We skinned away from camp wearing down pants and neoprene overboots designed for Polar exploration. But we hadn’t even climbed 2,000 feet before I pulled the plug: My feet had been numb for a half hour, and nothing was going to warm them up. I felt bad for Tucker, who seemed to be staying warmer, but we both knew the reality. Push it too far, you lose digits. I came close to hurting myself badly once before, skiing in the Yukon, and it’s simply not worth the risk. So we retreated—back to camp, back to the tent, the wind, the monotony, and ultimately the feeling of despair that comes as time and opportunity slip away.
When the storm broke, camp was sculpted into sharp angles and reefs.
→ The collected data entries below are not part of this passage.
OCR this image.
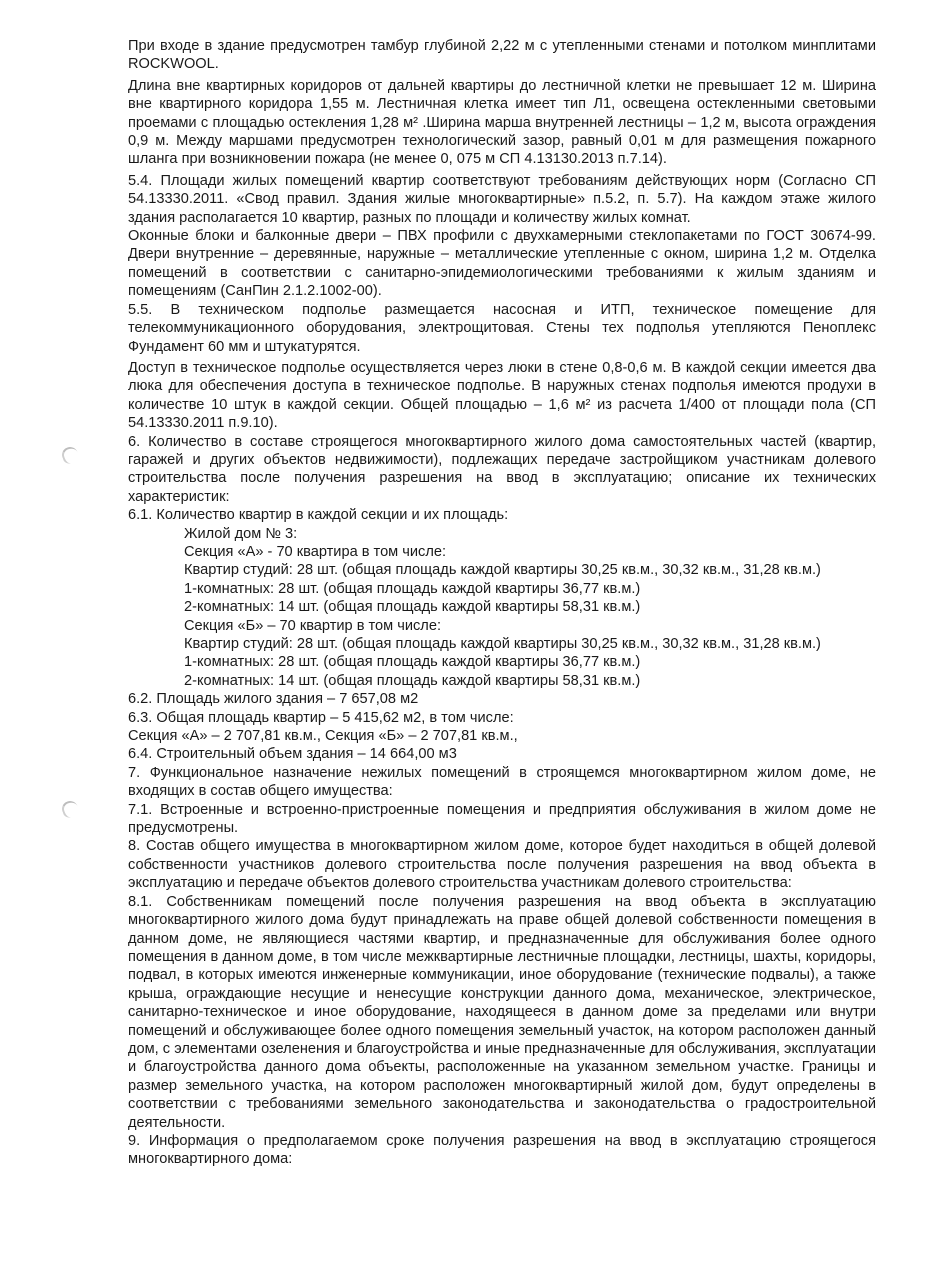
При входе в здание предусмотрен тамбур глубиной 2,22 м с утепленными стенами и потолком минплитами ROCKWOOL.

Длина вне квартирных коридоров от дальней квартиры до лестничной клетки не превышает 12 м. Ширина вне квартирного коридора 1,55 м. Лестничная клетка имеет тип Л1, освещена остекленными световыми проемами с площадью остекления 1,28 м² .Ширина марша внутренней лестницы – 1,2 м, высота ограждения 0,9 м. Между маршами предусмотрен технологический зазор, равный 0,01 м для размещения пожарного шланга при возникновении пожара (не менее 0, 075 м СП 4.13130.2013 п.7.14).

5.4. Площади жилых помещений квартир соответствуют требованиям действующих норм (Согласно СП 54.13330.2011. «Свод правил. Здания жилые многоквартирные» п.5.2, п. 5.7). На каждом этаже жилого здания располагается 10 квартир, разных по площади и количеству жилых комнат.

Оконные блоки и балконные двери – ПВХ профили с двухкамерными стеклопакетами по ГОСТ 30674-99. Двери внутренние – деревянные, наружные – металлические утепленные с окном, ширина 1,2 м. Отделка помещений в соответствии с санитарно-эпидемиологическими требованиями к жилым зданиям и помещениям (СанПин 2.1.2.1002-00).

5.5. В техническом подполье размещается насосная и ИТП, техническое помещение для телекоммуникационного оборудования, электрощитовая. Стены тех подполья утепляются Пеноплекс Фундамент 60 мм и штукатурятся.

Доступ в техническое подполье осуществляется через люки в стене 0,8-0,6 м. В каждой секции имеется два люка для обеспечения доступа в техническое подполье. В наружных стенах подполья имеются продухи в количестве 10 штук в каждой секции. Общей площадью – 1,6 м² из расчета 1/400 от площади пола (СП 54.13330.2011 п.9.10).

6. Количество в составе строящегося многоквартирного жилого дома самостоятельных частей (квартир, гаражей и других объектов недвижимости), подлежащих передаче застройщиком участникам долевого строительства после получения разрешения на ввод в эксплуатацию; описание их технических характеристик:

6.1. Количество квартир в каждой секции и их площадь:

Жилой дом № 3:

Секция «А» - 70 квартира в том числе:

Квартир студий: 28 шт. (общая площадь каждой квартиры 30,25 кв.м., 30,32 кв.м., 31,28 кв.м.)

1-комнатных: 28 шт. (общая площадь каждой квартиры 36,77 кв.м.)

2-комнатных: 14 шт. (общая площадь каждой квартиры 58,31 кв.м.)

Секция «Б» – 70 квартир в том числе:

Квартир студий: 28 шт. (общая площадь каждой квартиры 30,25 кв.м., 30,32 кв.м., 31,28 кв.м.)

1-комнатных: 28 шт. (общая площадь каждой квартиры 36,77 кв.м.)

2-комнатных: 14 шт. (общая площадь каждой квартиры 58,31 кв.м.)

6.2. Площадь жилого здания – 7 657,08 м2

6.3. Общая площадь квартир – 5 415,62 м2, в том числе:

Секция «А» – 2 707,81 кв.м., Секция «Б» – 2 707,81 кв.м.,

6.4. Строительный объем здания – 14 664,00 м3

7. Функциональное назначение нежилых помещений в строящемся многоквартирном жилом доме, не входящих в состав общего имущества:

7.1. Встроенные и встроенно-пристроенные помещения и предприятия обслуживания в жилом доме не предусмотрены.

8. Состав общего имущества в многоквартирном жилом доме, которое будет находиться в общей долевой собственности участников долевого строительства после получения разрешения на ввод объекта в эксплуатацию и передаче объектов долевого строительства участникам долевого строительства:

8.1. Собственникам помещений после получения разрешения на ввод объекта в эксплуатацию многоквартирного жилого дома будут принадлежать на праве общей долевой собственности помещения в данном доме, не являющиеся частями квартир, и предназначенные для обслуживания более одного помещения в данном доме, в том числе межквартирные лестничные площадки, лестницы, шахты, коридоры, подвал, в которых имеются инженерные коммуникации, иное оборудование (технические подвалы), а также крыша, ограждающие несущие и ненесущие конструкции данного дома, механическое, электрическое, санитарно-техническое и иное оборудование, находящееся в данном доме за пределами или внутри помещений и обслуживающее более одного помещения земельный участок, на котором расположен данный дом, с элементами озеленения и благоустройства и иные предназначенные для обслуживания, эксплуатации и благоустройства данного дома объекты, расположенные на указанном земельном участке. Границы и размер земельного участка, на котором расположен многоквартирный жилой дом, будут определены в соответствии с требованиями земельного законодательства и законодательства о градостроительной деятельности.

9. Информация о предполагаемом сроке получения разрешения на ввод в эксплуатацию строящегося многоквартирного дома:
On the upper mountain, blue ice shone everywhere, and it was clear that our ski trip was over. Getting Colin to the summit became our only goal. He arrived in 14,000-foot camp on May 25 and, after summiting in dicey weather, broke the Explorers Grand Slam and standalone Seven Summits speed records on the 27th, sans skis. We ate cheesy mashed potatoes with bacon to celebrate.
The following morning, we were packing camp to descend when we saw a neighboring Czech team skinning toward the Messner. “Surely they can’t be planning to ski,” we reassured each other. Conditions were bad: blue, scoured, scalloped, and hard as rock. But later in the day, in the middle of our 7,000-vertical-foot ski run down the lower glacier, we heard the news. One of the Czechs, an experienced 45-year-old climber, had fallen down the Messner from 17,000 feet while trying to ski.
He was dead.
It put a pall on the day; on Colin’s record; on the decisions that led us all to this mountain. I tried not to think of how my wife and family would feel if I was that skier—what it would do to them, and how easily it could’ve been one of us rather than him. Our desire to ski Denali was no less than his. After 18 days of wind and weather and crevasses and bad skiing, the Czech’s fall called into question the value and wisdom of being on this mountain. His needless death made it all seem shallow and out of focus. And yet what I thought about most as we glided down the Kahiltna Glacier beneath the spectacularly beautiful peaks of the Alaska Range was the same as it ever was.